Some marketers see this as an important step in equalizing a perceived imbalance between the sellers of some media--especially the major TV networks--and their customers. Others simply see it as part of a new corporate imperative toward greater disclosure in an age of Sarbanes-Oxley corporate compliance.

"What if we put in place an electronic trading system where everything is out in the open?" said one attendee, adding: "People equate this to Enron, but this is not Enron. Enron wanted to control the exchange. Here the industry would control the exchange."

The executive was referring to attempts by Enron Corp. to expand its energy trading systems to the media industry in the late 1990s and 2000, just before the stock market crash brought the high-flying "new economy" player to an end, and exposed some questionable business practices in the process. Before it went under, Enron had formed Enron Media Services, and was actively engaged in conversations with major advertisers and agencies, and claimed to have a massive, multiple-year "hedge" advertising deal with a major media company.

Enron, of course, was not the first or last player to try to form an electronic exchange for buying and selling media. A number of vertical exchanges were created during the Internet build-up of the late 1990s, including such names as Adauction.com, and Media Passage--all of which have since gone bust.

In 2000, one major advertiser, Pittsburgh-based food marketer Heinz, even conducted a live market trial for purchasing a portion of its network TV advertising buys via online auctioning service Freemarkets.com (now Ariba).
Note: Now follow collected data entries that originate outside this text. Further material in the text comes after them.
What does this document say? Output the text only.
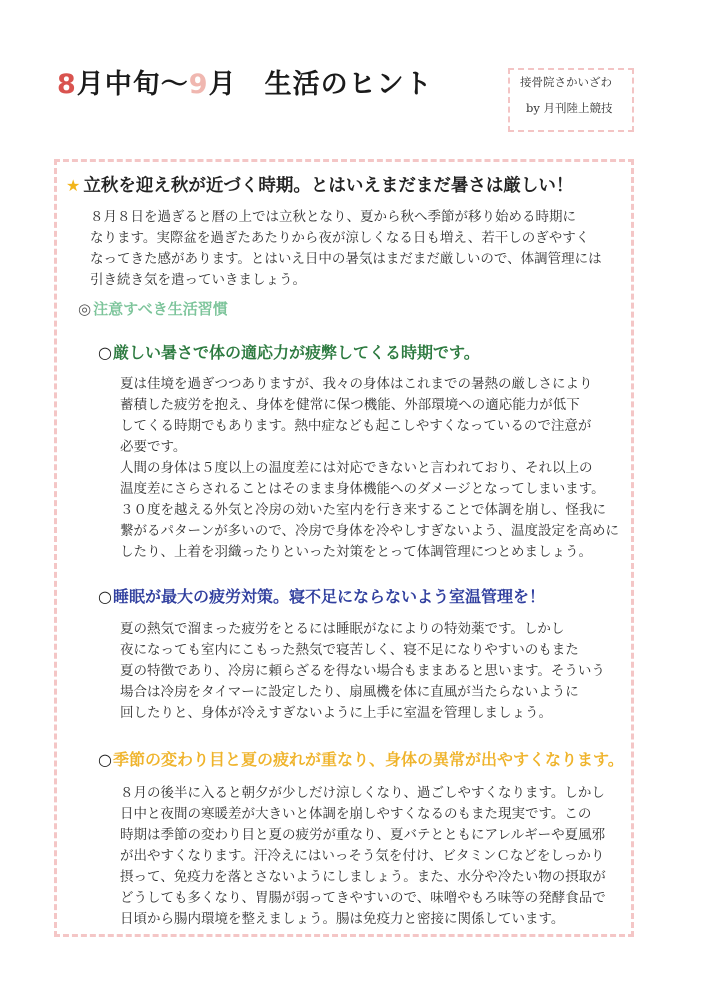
8月中旬～9月　生活のヒント	接骨院さかいざわ
by 月刊陸上競技
★ 立秋を迎え秋が近づく時期。とはいえまだまだ暑さは厳しい！
８月８日を過ぎると暦の上では立秋となり、夏から秋へ季節が移り始める時期に
なります。実際盆を過ぎたあたりから夜が涼しくなる日も増え、若干しのぎやすく
なってきた感があります。とはいえ日中の暑気はまだまだ厳しいので、体調管理には
引き続き気を遣っていきましょう。
◎ 注意すべき生活習慣
○厳しい暑さで体の適応力が疲弊してくる時期です。
夏は佳境を過ぎつつありますが、我々の身体はこれまでの暑熱の厳しさにより
蓄積した疲労を抱え、身体を健常に保つ機能、外部環境への適応能力が低下
してくる時期でもあります。熱中症なども起こしやすくなっているので注意が
必要です。
人間の身体は５度以上の温度差には対応できないと言われており、それ以上の
温度差にさらされることはそのまま身体機能へのダメージとなってしまいます。
３０度を越える外気と冷房の効いた室内を行き来することで体調を崩し、怪我に
繋がるパターンが多いので、冷房で身体を冷やしすぎないよう、温度設定を高めに
したり、上着を羽織ったりといった対策をとって体調管理につとめましょう。
○睡眠が最大の疲労対策。寝不足にならないよう室温管理を！
夏の熱気で溜まった疲労をとるには睡眠がなによりの特効薬です。しかし
夜になっても室内にこもった熱気で寝苦しく、寝不足になりやすいのもまた
夏の特徴であり、冷房に頼らざるを得ない場合もままあると思います。そういう
場合は冷房をタイマーに設定したり、扇風機を体に直風が当たらないように
回したりと、身体が冷えすぎないように上手に室温を管理しましょう。
○季節の変わり目と夏の疲れが重なり、身体の異常が出やすくなります。
８月の後半に入ると朝夕が少しだけ涼しくなり、過ごしやすくなります。しかし
日中と夜間の寒暖差が大きいと体調を崩しやすくなるのもまた現実です。この
時期は季節の変わり目と夏の疲労が重なり、夏バテとともにアレルギーや夏風邪
が出やすくなります。汗冷えにはいっそう気を付け、ビタミンＣなどをしっかり
摂って、免疫力を落とさないようにしましょう。また、水分や冷たい物の摂取が
どうしても多くなり、胃腸が弱ってきやすいので、味噌やもろ味等の発酵食品で
日頃から腸内環境を整えましょう。腸は免疫力と密接に関係しています。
While that trial--a so-called "reverse auction" in which sellers bid each other down until they arrive at the cheapest price for the buyer--was deemed a success by Heinz executives, the company is believed to have gotten a lot of heat from major media companies, and never repeated the experiment.

Recently, Google has begun incorporating off-line media--including magazines, newspapers, and most recently, radio--as part of its AdWords advertising program, and some observers on Madison Avenue believe it plans to go much further, providing an electronic system for buying and selling media--a development that has generated great interest, but also a case of the jitters, on Madison Avenue.

To be sure, members of the ANA are mixed on prospects for an electronic trading system. While some see it as an opportunity for greater efficiency and transparency, others see it as a potential Pandora's box, which could destabilize a marketplace that for all its faults, is known to work pretty efficiently for those who know how to play it.

"There are a whole slew of operational reasons why this is very difficult to implement," said the attendee, adding: "There may be so many that it is not feasible to do this. But if you're looking at creating a more favorable system for exchanging information between buyers and sellers, I'm all for that. Clearly, the eBiz elements of this are compelling."